Before we can discuss the reasons why object perception isn’t an easy task for computer vision, we need to understand computer vision, and the importance and uses of object perception in the human visual processes.
Computer vision is technology associated with “seeing” computers. More specifically, it is concerned with making computers that can see in the same way, or much the same way as the human visual processing systems can (the eye and brain) (Ballard & Brown, 1982). However, due to the complexity of the eye and the brain’s role in vision, individuals interested in computer vision have found it difficult to implement the same level of object perception as is present in humans.
The human visual system sees color, light, contrast, and varying viewpoints. It can also fill in the blanks in an object or scene when something cannot be seen, is blurred, or otherwise impaired because our memory allows us to inset the appropriate object there. The ability of our visual system to adapt and work to see so many things makes up object perception. From this standpoint, it is easy to see why a computer would have so much difficulty with object perception. After all, does a computer have eyes? Do those eyes have rods and cones to decipher different information? Does it have the ability to recognize an object based on various viewpoints? Can it differentiate between an object and its background? And does it have the memory base by which to fill in information to create a whole picture when one is not available? At this point, no. Even in highly specialized robots, the task of object perception is a serious point of research.
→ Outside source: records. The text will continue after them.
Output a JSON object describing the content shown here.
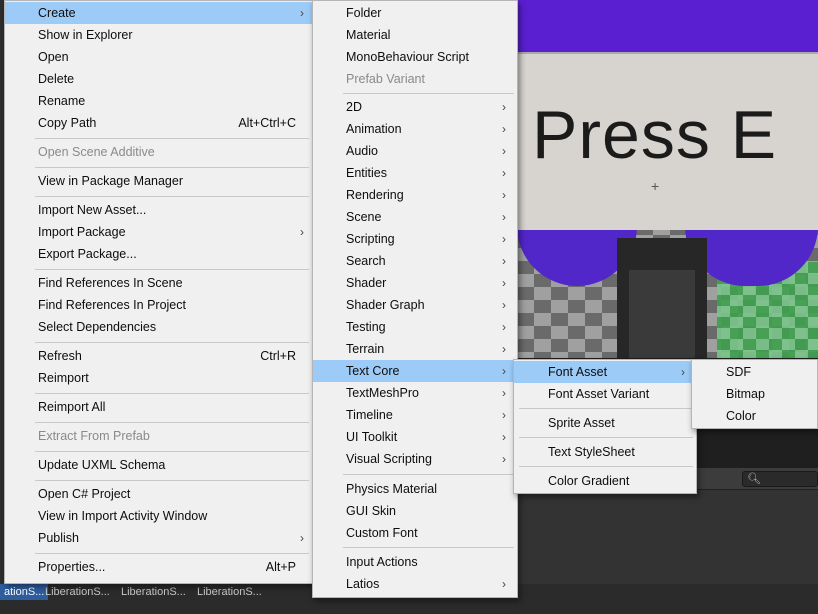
{
  "scene": {
    "sign_text": "Press E"
  },
  "search": {
    "icon": "search-icon"
  },
  "bottom_tabs": [
    "ationS...",
    "LiberationS...",
    "LiberationS...",
    "LiberationS..."
  ],
  "menu_main": [
    {
      "label": "Create",
      "submenu": true,
      "highlighted": true
    },
    {
      "label": "Show in Explorer"
    },
    {
      "label": "Open"
    },
    {
      "label": "Delete"
    },
    {
      "label": "Rename"
    },
    {
      "label": "Copy Path",
      "shortcut": "Alt+Ctrl+C"
    },
    {
      "label": "Open Scene Additive",
      "disabled": true
    },
    {
      "label": "View in Package Manager"
    },
    {
      "label": "Import New Asset..."
    },
    {
      "label": "Import Package",
      "submenu": true
    },
    {
      "label": "Export Package..."
    },
    {
      "label": "Find References In Scene"
    },
    {
      "label": "Find References In Project"
    },
    {
      "label": "Select Dependencies"
    },
    {
      "label": "Refresh",
      "shortcut": "Ctrl+R"
    },
    {
      "label": "Reimport"
    },
    {
      "label": "Reimport All"
    },
    {
      "label": "Extract From Prefab",
      "disabled": true
    },
    {
      "label": "Update UXML Schema"
    },
    {
      "label": "Open C# Project"
    },
    {
      "label": "View in Import Activity Window"
    },
    {
      "label": "Publish",
      "submenu": true
    },
    {
      "label": "Properties...",
      "shortcut": "Alt+P"
    }
  ],
  "menu_create": [
    {
      "label": "Folder"
    },
    {
      "label": "Material"
    },
    {
      "label": "MonoBehaviour Script"
    },
    {
      "label": "Prefab Variant",
      "disabled": true
    },
    {
      "label": "2D",
      "submenu": true
    },
    {
      "label": "Animation",
      "submenu": true
    },
    {
      "label": "Audio",
      "submenu": true
    },
    {
      "label": "Entities",
      "submenu": true
    },
    {
      "label": "Rendering",
      "submenu": true
    },
    {
      "label": "Scene",
      "submenu": true
    },
    {
      "label": "Scripting",
      "submenu": true
    },
    {
      "label": "Search",
      "submenu": true
    },
    {
      "label": "Shader",
      "submenu": true
    },
    {
      "label": "Shader Graph",
      "submenu": true
    },
    {
      "label": "Testing",
      "submenu": true
    },
    {
      "label": "Terrain",
      "submenu": true
    },
    {
      "label": "Text Core",
      "submenu": true,
      "highlighted": true
    },
    {
      "label": "TextMeshPro",
      "submenu": true
    },
    {
      "label": "Timeline",
      "submenu": true
    },
    {
      "label": "UI Toolkit",
      "submenu": true
    },
    {
      "label": "Visual Scripting",
      "submenu": true
    },
    {
      "label": "Physics Material"
    },
    {
      "label": "GUI Skin"
    },
    {
      "label": "Custom Font"
    },
    {
      "label": "Input Actions"
    },
    {
      "label": "Latios",
      "submenu": true
    }
  ],
  "menu_textcore": [
    {
      "label": "Font Asset",
      "submenu": true,
      "highlighted": true
    },
    {
      "label": "Font Asset Variant"
    },
    {
      "label": "Sprite Asset"
    },
    {
      "label": "Text StyleSheet"
    },
    {
      "label": "Color Gradient"
    }
  ],
  "menu_fontasset": [
    {
      "label": "SDF"
    },
    {
      "label": "Bitmap"
    },
    {
      "label": "Color"
    }
  ]
}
The Difficulty of Object Perception for Computer Vision
Because computers are lacking in many of the basic biological systems the human body uses to see, lighting is a huge issue. You may not realize it, but differences in light are used everyday by the human visual system to create different colors and pictures. According to Ballard and Brown (1982), the “low-level capability” of seeing light and color allows the human eye to see black as being black, even when the light wavelengths are inconsistent. This is differentiated from the computer’s visual system as it is unable or has difficulty with inconsistent light and what that light means. For example, depth can be a problem, as can be light reflecting on a surface like water. For a computer it can be difficult to distinguish whether this reflection is an object, or whether it is merely a result of the light upon the water’s surface. This seems to go hand in hand with the point that with current technology, computers and robots still have difficulty distinguishing an object from its background. This obviously has a great deal to do with the difficulty in seeing color and lighting and the impact of both of those things on a scene or object.
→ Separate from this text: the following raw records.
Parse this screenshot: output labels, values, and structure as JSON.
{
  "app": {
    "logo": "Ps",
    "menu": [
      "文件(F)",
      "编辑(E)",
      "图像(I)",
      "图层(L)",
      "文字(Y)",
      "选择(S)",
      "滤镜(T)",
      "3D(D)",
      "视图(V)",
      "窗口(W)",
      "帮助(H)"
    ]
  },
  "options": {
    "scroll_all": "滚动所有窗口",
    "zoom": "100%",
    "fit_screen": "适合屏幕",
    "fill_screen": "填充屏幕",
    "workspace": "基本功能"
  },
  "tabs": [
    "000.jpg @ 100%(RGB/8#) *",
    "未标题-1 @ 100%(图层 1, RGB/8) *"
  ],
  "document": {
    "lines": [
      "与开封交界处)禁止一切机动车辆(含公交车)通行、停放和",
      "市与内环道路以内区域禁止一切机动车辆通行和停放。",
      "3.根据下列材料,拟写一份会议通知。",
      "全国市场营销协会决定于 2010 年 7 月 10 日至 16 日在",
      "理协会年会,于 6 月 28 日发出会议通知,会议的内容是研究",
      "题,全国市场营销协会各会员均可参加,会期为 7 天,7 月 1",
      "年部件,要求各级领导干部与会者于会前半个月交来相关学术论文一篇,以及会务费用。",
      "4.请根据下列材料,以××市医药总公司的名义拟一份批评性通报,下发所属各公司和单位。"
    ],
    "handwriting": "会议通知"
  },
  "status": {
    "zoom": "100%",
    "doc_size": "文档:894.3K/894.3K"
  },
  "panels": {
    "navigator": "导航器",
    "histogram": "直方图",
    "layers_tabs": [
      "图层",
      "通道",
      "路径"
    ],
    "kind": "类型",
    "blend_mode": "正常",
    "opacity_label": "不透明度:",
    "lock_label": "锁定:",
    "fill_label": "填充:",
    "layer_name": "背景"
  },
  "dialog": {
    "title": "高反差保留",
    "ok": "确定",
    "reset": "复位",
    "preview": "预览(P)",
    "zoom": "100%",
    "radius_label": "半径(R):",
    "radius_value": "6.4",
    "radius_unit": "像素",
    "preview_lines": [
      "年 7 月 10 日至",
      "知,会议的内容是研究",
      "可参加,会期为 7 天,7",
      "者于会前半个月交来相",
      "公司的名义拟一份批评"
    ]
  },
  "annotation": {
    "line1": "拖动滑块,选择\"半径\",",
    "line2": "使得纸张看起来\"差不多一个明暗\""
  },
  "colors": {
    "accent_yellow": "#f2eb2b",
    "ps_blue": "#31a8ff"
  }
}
A computer based object perception presents the issue of object recognition. When the human visual system sees an object we can recognize it from various viewpoints. For example, no matter in how from how many various viewpoints you see the Eiffel Tower from, you still know it is the Eiffel Tower. But what about a computer? A computer lack a human brain, and thus strings of information entered into the computer must function as the brain so that the computer can process information in the same way the human brain does. An article on research of the challenges that both robots and infants face in object perception noted that there is a “growing awareness of the importance of collecting and exploiting empirical knowledge about statistical combinations of materials, shapes, lighting, and viewpoints that actually occur in our world (Fitzpatrick et al., N.d). This research illustrates the movement within the scientific community to seek solutions for computer vision problems such as challenges with objects seen from various viewpoints.
This same reason leads into the next difference between computer vision and the visual systems of the human body. Lee, Bulthoff, & Poggio (2000) explain that due to the inability of the computer or robot to connect an image in one viewpoint to an image in the other, “it is required to generalize correctly from past experience and classify correctly the novel image,” while the human visual system allows for the learning of characteristics in objects and scenes that then allows us to comprehend the variability of the object or scene.
Another issue in computer vision is the robot or computer “eye” or “brain’s” inability to complete a visual scene when information is missing. Just as with a varying image and the computer being unable to identify it, a computer also cannot instantly complete an image based on past experience unless it was specifically programmed to do so. For a human being, we have knowledge of what we’re looking at; we generally have some sort of experience with it, and we can connect it with a life event, or relate it to a similar life event. With a computer, pathways have to be created in order to connect events, objects, and scenes, and that requires a human to program those pathways. It is for this reason that computers have difficulty or simply cannot put various bits of information together to gain comprehension, because they are only able to “see” the information, not understand it’s meaning in the same way a human being would (Goldstein, 2010).
D. Ballard and C. Brown, Computer Vision, previously published by Prentice-Halldaidb, 1982.
Fitzpatrick, P., Needham, A., Natale, L., Metta, G. (N.d). Shared Challenges in Object Perception for Robots and Infants. Retrieved November 4, 2009, from http://www.robotcub.org/misc/review2/06_Fitzpatrick_Needham_Natale_Metta.pdf
Goldstein, B. (2010). Sensation and Perception, 8th ed. Belmont: Wadsworth.
Lee, S., Bulthoff, H., H., Poggio, T. (2000). Biologically motivated computer vision: first IEEE international workshop. Berlin: Springer-Verlag Berlin Heidelberg.